Et Singe conquit le monde
Nous sommes les enfants du climat et La fin des éléphants. Après une vulgarisation des acquis de la paléoanthropologie et des hypothèses concernant l’évolution des homos vers la bipédie notamment le climat, l’auteur décrit les premiers hommes somme des superprédateurs grâce au langage et les destructeurs des gros animaux. Omnivores ils seraient capables de s’adapter à différents environnements. Le feu est une seconde étape dans la domestication de la nature. L’évolution humaine est assez bien documentée mais le choix d’un vocabulaire racoleur : « singe est l’héritier d’un homicide collectif », « L’Australie où comment flamber un continent» (p. 65) est assez désagréable.

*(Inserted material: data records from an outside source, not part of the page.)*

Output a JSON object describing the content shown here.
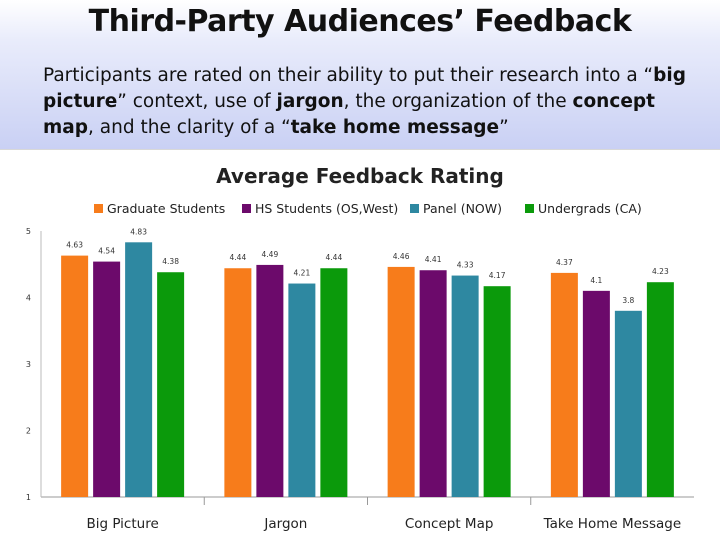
{
  "slide": {
    "title": "Third-Party Audiences’ Feedback",
    "description": [
      {
        "text": "Participants are rated on their ability to put their research into a “",
        "bold": false
      },
      {
        "text": "big picture",
        "bold": true
      },
      {
        "text": "” context, use of ",
        "bold": false
      },
      {
        "text": "jargon",
        "bold": true
      },
      {
        "text": ", the organization of the ",
        "bold": false
      },
      {
        "text": "concept map",
        "bold": true
      },
      {
        "text": ", and the clarity of a “",
        "bold": false
      },
      {
        "text": "take home message",
        "bold": true
      },
      {
        "text": "”",
        "bold": false
      }
    ]
  },
  "chart_data": {
    "type": "bar",
    "title": "Average Feedback Rating",
    "xlabel": "",
    "ylabel": "",
    "ylim": [
      1,
      5
    ],
    "yticks": [
      "1",
      "2",
      "3",
      "4",
      "5"
    ],
    "grid": false,
    "legend_position": "top",
    "categories": [
      "Big Picture",
      "Jargon",
      "Concept Map",
      "Take Home Message"
    ],
    "series": [
      {
        "name": "Graduate Students",
        "color": "#f77c1b",
        "values": [
          4.63,
          4.44,
          4.46,
          4.37
        ],
        "labels": [
          "4.63",
          "4.44",
          "4.46",
          "4.37"
        ]
      },
      {
        "name": "HS Students (OS,West)",
        "color": "#6c0a6b",
        "values": [
          4.54,
          4.49,
          4.41,
          4.1
        ],
        "labels": [
          "4.54",
          "4.49",
          "4.41",
          "4.1"
        ]
      },
      {
        "name": "Panel (NOW)",
        "color": "#2e88a1",
        "values": [
          4.83,
          4.21,
          4.33,
          3.8
        ],
        "labels": [
          "4.83",
          "4.21",
          "4.33",
          "3.8"
        ]
      },
      {
        "name": "Undergrads (CA)",
        "color": "#0b9a0b",
        "values": [
          4.38,
          4.44,
          4.17,
          4.23
        ],
        "labels": [
          "4.38",
          "4.44",
          "4.17",
          "4.23"
        ]
      }
    ]
  }
}
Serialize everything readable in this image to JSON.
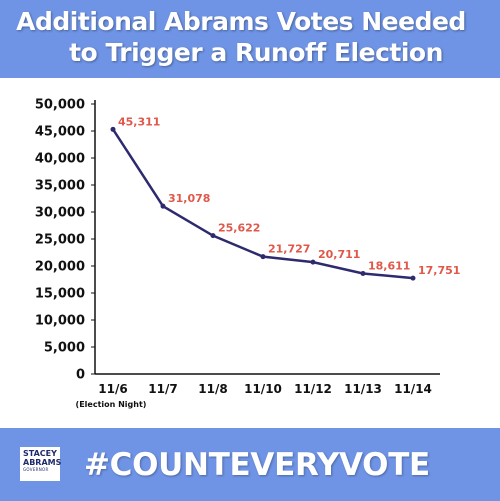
{
  "header": {
    "title_line1": "Additional Abrams Votes Needed",
    "title_line2": "to Trigger a Runoff Election"
  },
  "footer": {
    "hashtag": "#COUNTEVERYVOTE",
    "logo_line1": "STACEY",
    "logo_line2": "ABRAMS",
    "logo_line3": "GOVERNOR"
  },
  "colors": {
    "banner": "#6f94e6",
    "line": "#2e2a6e",
    "data_label": "#e0584a",
    "text": "#111111"
  },
  "chart_data": {
    "type": "line",
    "title": "Additional Abrams Votes Needed to Trigger a Runoff Election",
    "categories": [
      "11/6",
      "11/7",
      "11/8",
      "11/10",
      "11/12",
      "11/13",
      "11/14"
    ],
    "category_sublabels": [
      "(Election Night)",
      "",
      "",
      "",
      "",
      "",
      ""
    ],
    "values": [
      45311,
      31078,
      25622,
      21727,
      20711,
      18611,
      17751
    ],
    "data_labels": [
      "45,311",
      "31,078",
      "25,622",
      "21,727",
      "20,711",
      "18,611",
      "17,751"
    ],
    "ylim": [
      0,
      50000
    ],
    "yticks": [
      0,
      5000,
      10000,
      15000,
      20000,
      25000,
      30000,
      35000,
      40000,
      45000,
      50000
    ],
    "ytick_labels": [
      "0",
      "5,000",
      "10,000",
      "15,000",
      "20,000",
      "25,000",
      "30,000",
      "35,000",
      "40,000",
      "45,000",
      "50,000"
    ],
    "xlabel": "",
    "ylabel": "",
    "grid": false,
    "legend": "none"
  }
}
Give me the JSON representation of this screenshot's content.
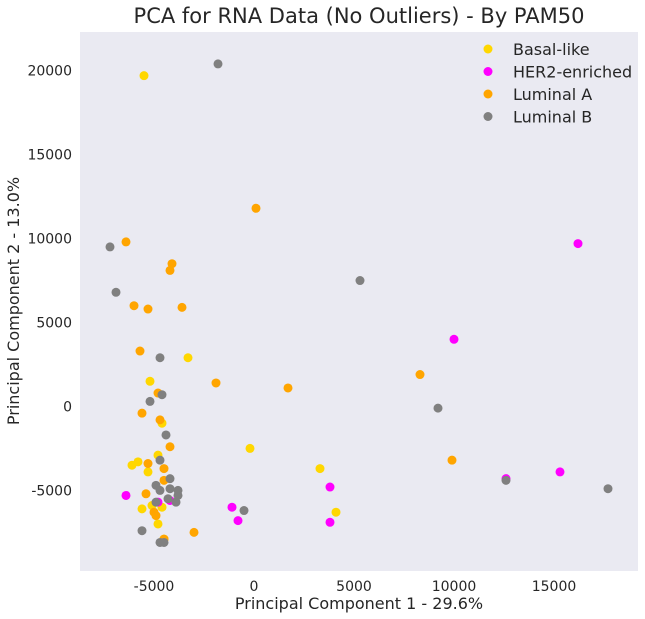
{
  "chart_data": {
    "type": "scatter",
    "title": "PCA for RNA Data (No Outliers) - By PAM50",
    "xlabel": "Principal Component 1 - 29.6%",
    "ylabel": "Principal Component 2 - 13.0%",
    "xlim": [
      -8700,
      19200
    ],
    "ylim": [
      -9800,
      22300
    ],
    "xticks": [
      -5000,
      0,
      5000,
      10000,
      15000
    ],
    "yticks": [
      -5000,
      0,
      5000,
      10000,
      15000,
      20000
    ],
    "background": "#eaeaf2",
    "grid": false,
    "legend_position": "top-right",
    "series": [
      {
        "name": "Basal-like",
        "color": "#ffd700",
        "points": [
          [
            -5500,
            19700
          ],
          [
            -3300,
            2900
          ],
          [
            -5200,
            1500
          ],
          [
            -200,
            -2500
          ],
          [
            -6100,
            -3500
          ],
          [
            -5800,
            -3300
          ],
          [
            -5300,
            -3900
          ],
          [
            -4800,
            -2900
          ],
          [
            -4600,
            -1000
          ],
          [
            -5100,
            -5900
          ],
          [
            -4600,
            -6000
          ],
          [
            -5600,
            -6100
          ],
          [
            -4800,
            -7000
          ],
          [
            -4500,
            -7900
          ],
          [
            3300,
            -3700
          ],
          [
            4100,
            -6300
          ]
        ]
      },
      {
        "name": "HER2-enriched",
        "color": "#ff00ff",
        "points": [
          [
            16200,
            9700
          ],
          [
            10000,
            4000
          ],
          [
            15300,
            -3900
          ],
          [
            12600,
            -4300
          ],
          [
            3800,
            -4800
          ],
          [
            3800,
            -6900
          ],
          [
            -6400,
            -5300
          ],
          [
            -4800,
            -5700
          ],
          [
            -4200,
            -5600
          ],
          [
            -1100,
            -6000
          ],
          [
            -800,
            -6800
          ]
        ]
      },
      {
        "name": "Luminal A",
        "color": "#ffa500",
        "points": [
          [
            100,
            11800
          ],
          [
            -6400,
            9800
          ],
          [
            -4100,
            8500
          ],
          [
            -4200,
            8100
          ],
          [
            -6000,
            6000
          ],
          [
            -5300,
            5800
          ],
          [
            -3600,
            5900
          ],
          [
            -5700,
            3300
          ],
          [
            -1900,
            1400
          ],
          [
            1700,
            1100
          ],
          [
            8300,
            1900
          ],
          [
            -4800,
            800
          ],
          [
            -5600,
            -400
          ],
          [
            -4700,
            -800
          ],
          [
            -4200,
            -2400
          ],
          [
            9900,
            -3200
          ],
          [
            -5300,
            -3400
          ],
          [
            -4500,
            -3700
          ],
          [
            -4500,
            -4400
          ],
          [
            -5400,
            -5200
          ],
          [
            -5000,
            -6300
          ],
          [
            -4900,
            -6500
          ],
          [
            -3000,
            -7500
          ],
          [
            -4500,
            -7900
          ]
        ]
      },
      {
        "name": "Luminal B",
        "color": "#808080",
        "points": [
          [
            -1800,
            20400
          ],
          [
            -7200,
            9500
          ],
          [
            -6900,
            6800
          ],
          [
            5300,
            7500
          ],
          [
            -4700,
            2900
          ],
          [
            -4600,
            700
          ],
          [
            -5200,
            300
          ],
          [
            9200,
            -100
          ],
          [
            -4400,
            -1700
          ],
          [
            -4700,
            -3200
          ],
          [
            -4200,
            -4300
          ],
          [
            -4900,
            -4700
          ],
          [
            -4700,
            -5000
          ],
          [
            -4200,
            -4900
          ],
          [
            -3800,
            -5000
          ],
          [
            -3800,
            -5300
          ],
          [
            -4300,
            -5500
          ],
          [
            -3900,
            -5700
          ],
          [
            -4900,
            -5700
          ],
          [
            -500,
            -6200
          ],
          [
            -5600,
            -7400
          ],
          [
            -4700,
            -8100
          ],
          [
            -4500,
            -8100
          ],
          [
            12600,
            -4400
          ],
          [
            17700,
            -4900
          ]
        ]
      }
    ]
  }
}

L’auteur développe l’idée que l’homme est le grand destructeur, le ton accusateur : « L’humain est l’espèce invasive ultime » rend la lecture assez indigeste. Si ce parti pris d’accusation est très présent dans cette première partie il est moins marqué dans d’autres chapitres.
Le pacte du blé, le moment où le « singe » a modifié la génétique du blé. L’intérêt de ce chapitre est dans un tour du monde des débuts de l’agriculture du blé, du riz, du maïs, Asie, Europe , Amérique, l’Afrique est pourtant oubliée.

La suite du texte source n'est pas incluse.